South given a mighty vision of a mighty God
By: Brad Rowland
On the evening of Saturday, June 1, the Messengers of Compassion Session joined forces with musicians and artists from across the Southern Territory to present a spectacular and worshipful production. The program, titled “Mighty To Save,” was driven by the premise of General William Booth’s “A Vision of the Lost.” It began with a dramatic presentation of Scripture, centering on Isaiah 49. At its conclusion, the simple declaration that “Our God is mighty to save” provided the backdrop for the remainder of a memorable evening.
Interspersed with artistic triumphs were stirring testimonies, with Cadet Sarah Nance, Cadet Trevon King and Cadets Michael and Amanda Cain sharing their stories of triumph and redemption. That outward expression of inward change added poignant context to the proceedings, while allowing for reflection from those in attendance.
“I have chosen to forgive and seek forgiveness because he forgave,” said Cadet Nance. “I know now that I am loved immeasurably more than I could ever imagine by my heavenly father. He sees me as worthy. He calls me daughter. He is my light and my salvation. Whom shall I fear? The Lord is the stronghold of my life. Of whom shall I be afraid? And by his grace, I stand before you today redeemed, restored and a Messenger of Compassion.”
In furthering the worshipful attitude of the evening, Ronnie Murchison, accompanied by transMission, contributed a set of praise songs. A central selection, “I Will Fight,” encouraged attendees to “come and join God’s army now,” insisting that “there is room for all who have laid down their lives and picked up their cross.”
The Messengers of Compassion also took part in musical performances in their own right, with soloist Cadet Rachel Pruitt leading a jazzy presentation of “We are Soldiers in the Army.” In addition, youth from the Evangeline Booth College executed a musical presentation of Kirk Franklin’s “Lean On Me,” illustrating the talent and Christian spirit that moves beyond the cadets themselves.

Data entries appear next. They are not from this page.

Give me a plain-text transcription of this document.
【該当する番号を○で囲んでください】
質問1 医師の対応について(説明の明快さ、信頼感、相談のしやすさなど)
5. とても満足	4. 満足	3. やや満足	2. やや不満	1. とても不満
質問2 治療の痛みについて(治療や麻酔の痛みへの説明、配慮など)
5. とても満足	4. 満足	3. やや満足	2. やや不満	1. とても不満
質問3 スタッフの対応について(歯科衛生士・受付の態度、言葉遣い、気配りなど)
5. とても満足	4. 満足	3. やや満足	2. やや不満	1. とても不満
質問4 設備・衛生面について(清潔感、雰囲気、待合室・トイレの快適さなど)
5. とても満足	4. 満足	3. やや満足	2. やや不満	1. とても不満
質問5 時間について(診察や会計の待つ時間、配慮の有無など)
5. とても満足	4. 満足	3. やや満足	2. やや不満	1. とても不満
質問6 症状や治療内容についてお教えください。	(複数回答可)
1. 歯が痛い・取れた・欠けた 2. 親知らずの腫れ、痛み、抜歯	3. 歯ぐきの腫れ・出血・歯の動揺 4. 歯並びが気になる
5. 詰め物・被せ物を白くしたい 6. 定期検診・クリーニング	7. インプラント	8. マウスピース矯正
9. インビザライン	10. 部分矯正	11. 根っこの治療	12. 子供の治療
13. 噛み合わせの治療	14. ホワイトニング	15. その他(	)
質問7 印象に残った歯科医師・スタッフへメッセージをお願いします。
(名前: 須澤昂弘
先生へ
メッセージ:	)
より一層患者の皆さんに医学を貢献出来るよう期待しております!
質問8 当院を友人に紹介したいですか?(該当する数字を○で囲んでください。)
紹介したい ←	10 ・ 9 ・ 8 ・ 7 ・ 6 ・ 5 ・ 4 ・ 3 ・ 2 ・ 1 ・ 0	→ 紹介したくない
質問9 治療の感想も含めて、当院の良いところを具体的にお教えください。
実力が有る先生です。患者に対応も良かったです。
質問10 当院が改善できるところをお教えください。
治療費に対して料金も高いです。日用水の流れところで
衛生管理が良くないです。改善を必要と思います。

In addition to Cadet-driven worship and participation, the Southern Territorial Band and TAM dance ensemble joined forces to deploy a professional-quality artistic experience. Nick Simmons-Smith, territorial music secretary, presented a new musical selection based on General Booth’s “A Vision of the Lost,” with expressive movement and fantastic visuals.
Prior to the start of the selection, Cadet King set the table with a simple challenge.
“Sometimes in our efforts to do the most good, it can get easy to turn our eyes away from the mission,” he said. “But I believe that, where we have lost focus, we can turn back – we must turn back – and answer the call of our Lord and Savior to rescue the perishing.”
The musical feature included the tunes of “Rescue the Perishing,” later sung by Cadet Jae Sung Park in unforgettable fashion, and “Love Lifted Me,” with references to a vision of a dark and stormy ocean clashing with lightning and thunder. In the midst, the theme of one emerging from the stormy water with an eye toward going back to save others was clear.
“Rescue the perishing,” the song says. “Care for dying. Snatch them in pity from sin and the grave. Weep o’er the erring one. Lift up the fallen. Tell them of Jesus, the mighty to save.”
Cadet Roger Galabeas offered an inspiring vocal rendition of “Rescue,” a contemporary selection from recording artist Lauren Daigle. He was supported by the Southern Territorial Band, TAM Dance Ensemble and transMission in a fitting and powerful message and charge to rescue others in the vision of Jesus.
On the heels of the vivid imagery created by the combination of music and art, Commissioner Willis Howell, territorial commander, provided a call to action; to search for those who are in need and do one’s best to save them.
“What would you give for God to send someone searching for them?” Commissioner Howell said. “What would you give for God to send someone to rescue them? How fervent is your prayer that that person is approached for the sake and the cause of Christ? How heartbroken would you be if you ever learned that the Lord moved in someone’s heart to have a word, and they didn’t?”
The cadets’ vocal benediction titled “The Blessing,” provided a portrait of what they had experienced. While the night featured high-level performance and, in turn, emotional resonance, the overarching charge and message were clear.
“My friends, each of you who carry the name of Christ, and all the more so if you call yourself a Salvationist, this is our call,” said Commissioner Howell. “What will you do?”